"We know it's hard but we want to show that nothing is impossible." That's Bubista — coach Pedro Leitão Brito, Africa's Coach of the Year — talking about Cape Verde's 2026 World Cup campaign. And he's not just spinning lines for a press conference. The numbers back him up.
Cape Verde won seven of their ten qualifying games, lost just once, and put away Cameroon at home — a result that should have turned more heads than it did. For a nation of fewer than 600,000 people scattered across ten islands off the West African coast, this isn't a fluke. It's a footballing achievement that belongs in the same conversation as Iceland's 2018 breakthrough.

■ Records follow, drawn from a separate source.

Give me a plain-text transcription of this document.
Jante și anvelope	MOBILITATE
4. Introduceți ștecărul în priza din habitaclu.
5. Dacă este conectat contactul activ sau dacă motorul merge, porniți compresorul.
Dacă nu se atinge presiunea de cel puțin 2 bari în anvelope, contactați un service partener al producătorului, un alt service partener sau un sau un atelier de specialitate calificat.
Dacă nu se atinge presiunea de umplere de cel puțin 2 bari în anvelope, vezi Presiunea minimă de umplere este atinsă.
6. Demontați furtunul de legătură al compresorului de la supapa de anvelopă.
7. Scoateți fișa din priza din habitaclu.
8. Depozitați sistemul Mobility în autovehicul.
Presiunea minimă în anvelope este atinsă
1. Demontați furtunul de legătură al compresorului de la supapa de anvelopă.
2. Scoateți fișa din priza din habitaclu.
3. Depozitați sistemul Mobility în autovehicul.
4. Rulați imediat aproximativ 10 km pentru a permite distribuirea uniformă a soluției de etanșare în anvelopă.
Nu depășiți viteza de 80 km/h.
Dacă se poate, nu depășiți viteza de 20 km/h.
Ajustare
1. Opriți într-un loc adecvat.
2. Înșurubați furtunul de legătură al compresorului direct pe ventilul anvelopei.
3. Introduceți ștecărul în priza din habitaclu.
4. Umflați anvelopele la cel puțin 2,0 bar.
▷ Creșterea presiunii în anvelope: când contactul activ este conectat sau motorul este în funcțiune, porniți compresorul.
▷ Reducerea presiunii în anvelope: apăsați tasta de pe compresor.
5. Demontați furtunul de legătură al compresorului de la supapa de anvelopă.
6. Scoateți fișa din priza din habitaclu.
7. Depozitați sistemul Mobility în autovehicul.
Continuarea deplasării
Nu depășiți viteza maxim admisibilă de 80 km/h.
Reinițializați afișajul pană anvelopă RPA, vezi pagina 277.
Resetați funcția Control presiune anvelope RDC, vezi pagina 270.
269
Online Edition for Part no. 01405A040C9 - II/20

A squad built across continents
The Blue Sharks aren't just relying on what the islands produce. Centre-back Roberto Lopes was born in Ireland to an Irish mother and Cape Verdean father. Logan Costa — who lines up for Villarreal in La Liga — was born in France to Cape Verdean parents. The squad is a product of a diaspora that has been sending people abroad for generations, and now those people are coming back to represent the country on the world's biggest stage.
That combination of local grit and European-level polish is exactly what made qualifying possible. It's also what makes Cape Verde a tricky proposition to dismiss entirely in group stage betting.
Group stage reality check
The draw was not kind. Spain, Uruguay, and Saudi Arabia await in the group stage. Spain are tournament favourites. Uruguay are two-time world champions with a history of grinding out results against sides they're supposed to beat. Saudi Arabia, ranked 61st — eight places above Cape Verde — will fancy themselves as the group's safe passage through.
On paper, Cape Verde are the sacrificial lambs. In practice, any team that upset Cameroon in qualifying and lost just once across ten games has earned the right to be taken seriously for at least one result.
Back in Mindelo, on the island of São Vicente, locals are already planning for full bars and full hearts. Pensioner Jorge Goncales put it simply: "The whole world comes to us. Now we go out to the world."
At 69th in the world ranking, the Blue Sharks are the underdogs. That much is settled. Whether they stay that way for the full tournament is a different question.